The team believes that although it is impossible to effectively infer which small molecules produced by metabolism from a large amount of metagenomic data at this stage, in fact, many specific functional proteins encoded by open reading frames can be directly mined. The question is how to mine such short sequences.
Wang Jun
In this regard, they used their in-depth understanding and mastery of the computer field to establish a predictive model based on artificial intelligence, and transformed many methods of natural language analysis into genome mining.
After a period of training, the accuracy of the model had reached a more reliable value, and then the team validated the ten short peptides of antimicrobial peptides with the predictions in the eukaryotic data, and found that 8 of them had active.
Then, they began to use the large amount of metagenomic data that has been made public to conduct peptide mining and logical derivation, and integrate more information to achieve more effective mining.
Finally, the team began to study the mechanism, safety and animal experiments of synthetic peptides, and concluded that peptides without obvious toxicity to eukaryotic cells can reduce the load of infectious bacteria in animals and effectively treat Klebsiella pneumoniae resulting infection.
Wang Jun said that he would also like to thank Chen Yihua’s research group of the Institute of Microbiology, Chinese Academy of Sciences for their strong support for this research.
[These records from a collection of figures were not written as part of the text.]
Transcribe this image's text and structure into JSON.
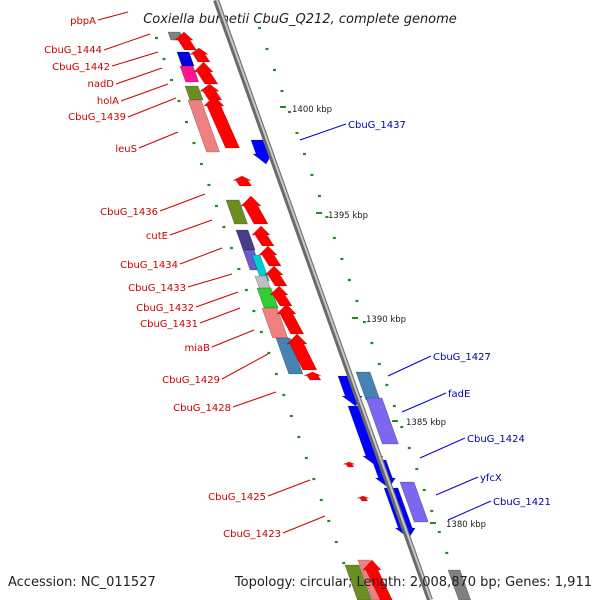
{
  "title": "Coxiella burnetii CbuG_Q212, complete genome",
  "footer": {
    "accession": "Accession: NC_011527",
    "topology": "Topology: circular; Length: 2,008,870 bp; Genes: 1,911"
  },
  "colors": {
    "forward_label": "#cc0000",
    "reverse_label": "#0000aa",
    "forward_arrow": "#ff0000",
    "reverse_arrow": "#0000ff",
    "backbone": "#8c8c8c",
    "tick": "#228b22"
  },
  "kbp_labels": [
    "1400 kbp",
    "1395 kbp",
    "1390 kbp",
    "1385 kbp",
    "1380 kbp"
  ],
  "left_labels": [
    "pbpA",
    "CbuG_1444",
    "CbuG_1442",
    "nadD",
    "holA",
    "CbuG_1439",
    "leuS",
    "CbuG_1436",
    "cutE",
    "CbuG_1434",
    "CbuG_1433",
    "CbuG_1432",
    "CbuG_1431",
    "miaB",
    "CbuG_1429",
    "CbuG_1428",
    "CbuG_1425",
    "CbuG_1423"
  ],
  "right_labels": [
    "CbuG_1437",
    "CbuG_1427",
    "fadE",
    "CbuG_1424",
    "yfcX",
    "CbuG_1421"
  ]
}
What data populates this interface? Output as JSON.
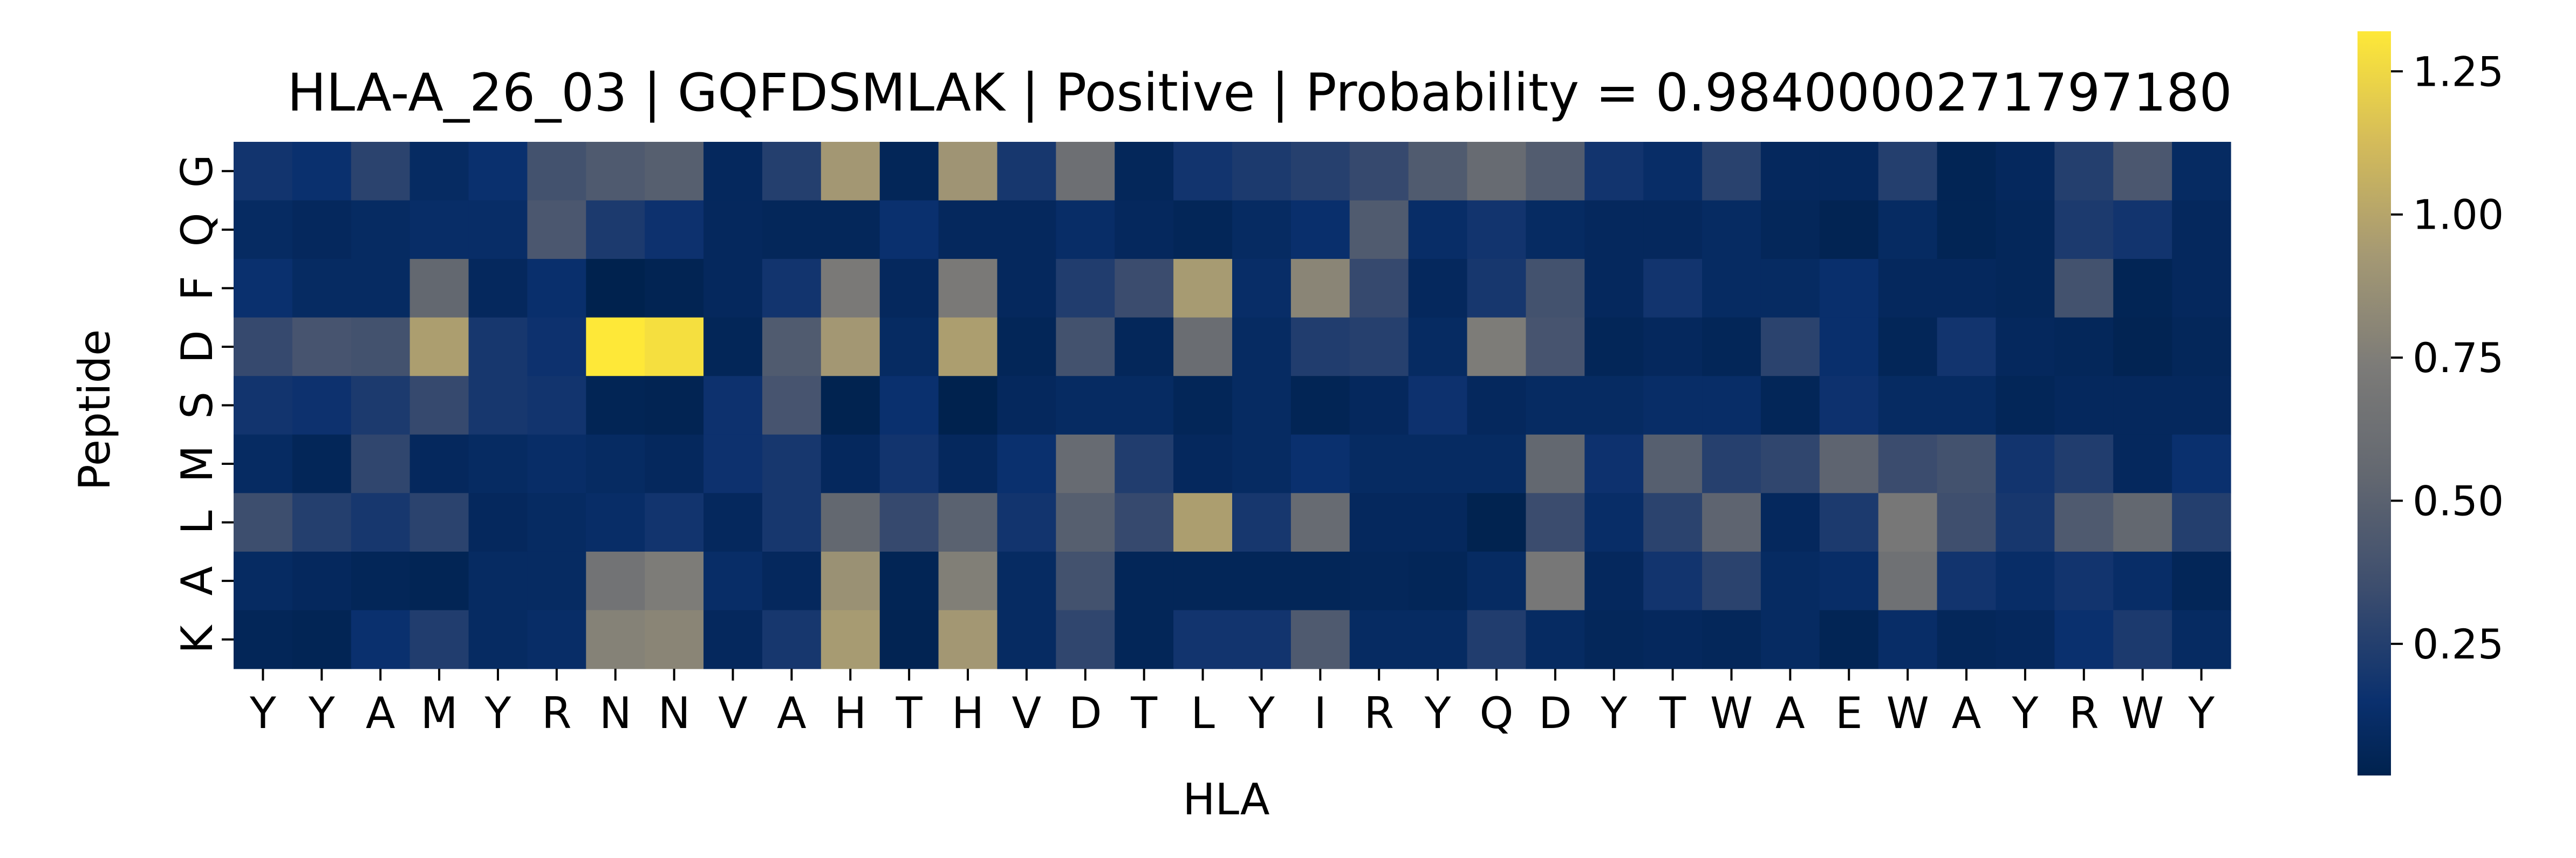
{
  "chart_data": {
    "type": "heatmap",
    "title": "HLA-A_26_03 | GQFDSMLAK | Positive | Probability = 0.9840000271797180",
    "xlabel": "HLA",
    "ylabel": "Peptide",
    "x_ticks": [
      "Y",
      "Y",
      "A",
      "M",
      "Y",
      "R",
      "N",
      "N",
      "V",
      "A",
      "H",
      "T",
      "H",
      "V",
      "D",
      "T",
      "L",
      "Y",
      "I",
      "R",
      "Y",
      "Q",
      "D",
      "Y",
      "T",
      "W",
      "A",
      "E",
      "W",
      "A",
      "Y",
      "R",
      "W",
      "Y"
    ],
    "y_ticks": [
      "G",
      "Q",
      "F",
      "D",
      "S",
      "M",
      "L",
      "A",
      "K"
    ],
    "colormap": "cividis",
    "colorbar": {
      "vmin": 0.02,
      "vmax": 1.32,
      "ticks": [
        0.25,
        0.5,
        0.75,
        1.0,
        1.25
      ],
      "tick_labels": [
        "0.25",
        "0.50",
        "0.75",
        "1.00",
        "1.25"
      ]
    },
    "values": [
      [
        0.18,
        0.15,
        0.28,
        0.1,
        0.15,
        0.38,
        0.44,
        0.48,
        0.08,
        0.25,
        0.92,
        0.06,
        0.9,
        0.2,
        0.62,
        0.07,
        0.18,
        0.22,
        0.26,
        0.32,
        0.45,
        0.58,
        0.46,
        0.18,
        0.12,
        0.27,
        0.08,
        0.08,
        0.25,
        0.05,
        0.08,
        0.25,
        0.42,
        0.1
      ],
      [
        0.1,
        0.08,
        0.1,
        0.12,
        0.12,
        0.42,
        0.22,
        0.16,
        0.08,
        0.07,
        0.07,
        0.15,
        0.08,
        0.08,
        0.12,
        0.08,
        0.06,
        0.1,
        0.14,
        0.45,
        0.12,
        0.18,
        0.1,
        0.08,
        0.08,
        0.1,
        0.07,
        0.04,
        0.1,
        0.05,
        0.07,
        0.22,
        0.18,
        0.08
      ],
      [
        0.15,
        0.1,
        0.1,
        0.55,
        0.08,
        0.14,
        0.02,
        0.04,
        0.08,
        0.18,
        0.72,
        0.08,
        0.72,
        0.08,
        0.24,
        0.34,
        0.94,
        0.12,
        0.8,
        0.32,
        0.08,
        0.2,
        0.38,
        0.08,
        0.18,
        0.1,
        0.1,
        0.14,
        0.08,
        0.08,
        0.07,
        0.38,
        0.05,
        0.08
      ],
      [
        0.32,
        0.4,
        0.38,
        0.96,
        0.2,
        0.16,
        1.32,
        1.28,
        0.06,
        0.45,
        0.92,
        0.1,
        0.96,
        0.06,
        0.38,
        0.07,
        0.6,
        0.1,
        0.24,
        0.26,
        0.1,
        0.74,
        0.4,
        0.06,
        0.08,
        0.06,
        0.28,
        0.14,
        0.06,
        0.18,
        0.08,
        0.07,
        0.04,
        0.07
      ],
      [
        0.18,
        0.16,
        0.22,
        0.32,
        0.2,
        0.18,
        0.05,
        0.04,
        0.16,
        0.4,
        0.03,
        0.15,
        0.02,
        0.08,
        0.1,
        0.1,
        0.06,
        0.1,
        0.05,
        0.08,
        0.16,
        0.08,
        0.1,
        0.1,
        0.12,
        0.12,
        0.06,
        0.16,
        0.1,
        0.1,
        0.06,
        0.08,
        0.08,
        0.08
      ],
      [
        0.1,
        0.06,
        0.3,
        0.08,
        0.1,
        0.12,
        0.1,
        0.08,
        0.16,
        0.2,
        0.08,
        0.18,
        0.08,
        0.15,
        0.58,
        0.24,
        0.08,
        0.1,
        0.15,
        0.1,
        0.1,
        0.1,
        0.55,
        0.16,
        0.48,
        0.26,
        0.3,
        0.52,
        0.34,
        0.38,
        0.18,
        0.24,
        0.08,
        0.15
      ],
      [
        0.35,
        0.25,
        0.2,
        0.28,
        0.08,
        0.1,
        0.12,
        0.18,
        0.08,
        0.2,
        0.55,
        0.32,
        0.5,
        0.18,
        0.48,
        0.32,
        0.96,
        0.2,
        0.58,
        0.08,
        0.08,
        0.03,
        0.34,
        0.12,
        0.28,
        0.52,
        0.08,
        0.22,
        0.7,
        0.36,
        0.2,
        0.44,
        0.55,
        0.25
      ],
      [
        0.1,
        0.08,
        0.06,
        0.05,
        0.1,
        0.1,
        0.66,
        0.74,
        0.12,
        0.08,
        0.88,
        0.05,
        0.76,
        0.1,
        0.38,
        0.06,
        0.06,
        0.06,
        0.06,
        0.07,
        0.06,
        0.1,
        0.7,
        0.08,
        0.18,
        0.28,
        0.1,
        0.12,
        0.64,
        0.18,
        0.12,
        0.18,
        0.12,
        0.06
      ],
      [
        0.06,
        0.05,
        0.15,
        0.24,
        0.1,
        0.12,
        0.78,
        0.8,
        0.08,
        0.2,
        0.94,
        0.04,
        0.92,
        0.1,
        0.3,
        0.06,
        0.18,
        0.18,
        0.44,
        0.1,
        0.1,
        0.24,
        0.1,
        0.07,
        0.08,
        0.07,
        0.1,
        0.05,
        0.12,
        0.07,
        0.08,
        0.15,
        0.22,
        0.1
      ]
    ]
  }
}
It is understood that the two research groups worked together to analyze the structure and mechanism of multiple potential peptides, and confirmed that these peptides have high diversity in structure and mechanism.
The study shows that their method not only enables the discovery of relatively new peptides, but also has no specific preferences or limitations in terms of mechanism and structure.
It is worth mentioning that the application prospect of this research is extremely broad. On the one hand, it expands the transformation and export of microbiome and other genomic data, and directly presents many macromolecules encoded in it to researchers, which is conducive to the mining of peptides and RNA drugs; on the other hand, accompanied by sequencing methods. Innovative and rapidly growing data may lead to the emergence of more peptides that can treat autoimmune diseases, metabolic diseases, and tumors.
In addition, on the basis of existing peptides, researchers can chemically modify them, which contributes to subsequent stability, prolongation of half-life, and improvement of safety, which is also an indispensable step before entering the clinic.
Wang Jun said, “The peptides we discovered are expected to quickly enter clinical use to help solve the problem of drug-resistant bacterial infections and more major non-infectious chronic diseases.”
At present, Wang Jun mainly conducts in-depth mining of biological data and analytical work. He uses a combination of statistics and bioinformatics to analyze the role of the gut microbiota on genomes and disease in humans and animals.
Up to now, he has published more than 60 SCI papers, undertaken 5 major fund projects, and applied for 5 patents.
Regarding this research, Wang Jun said that in the future, they will continue to expand the application scope of the excavated macromolecules, and gradually expand the microbial functional macromolecules from anti-infection to the treatment of metabolic diseases and immune diseases. He said, “We also plan to carry out preclinical optimization of the current peptides, gradually improve the scope of druggability
and antibacterial, and further optimize them to the treatment of Gram-positive bacteria and fungi.”
With progress and accumulation of previous knowledge, the team may be able to design a series of macromolecules from scratch that do not exist in nature today.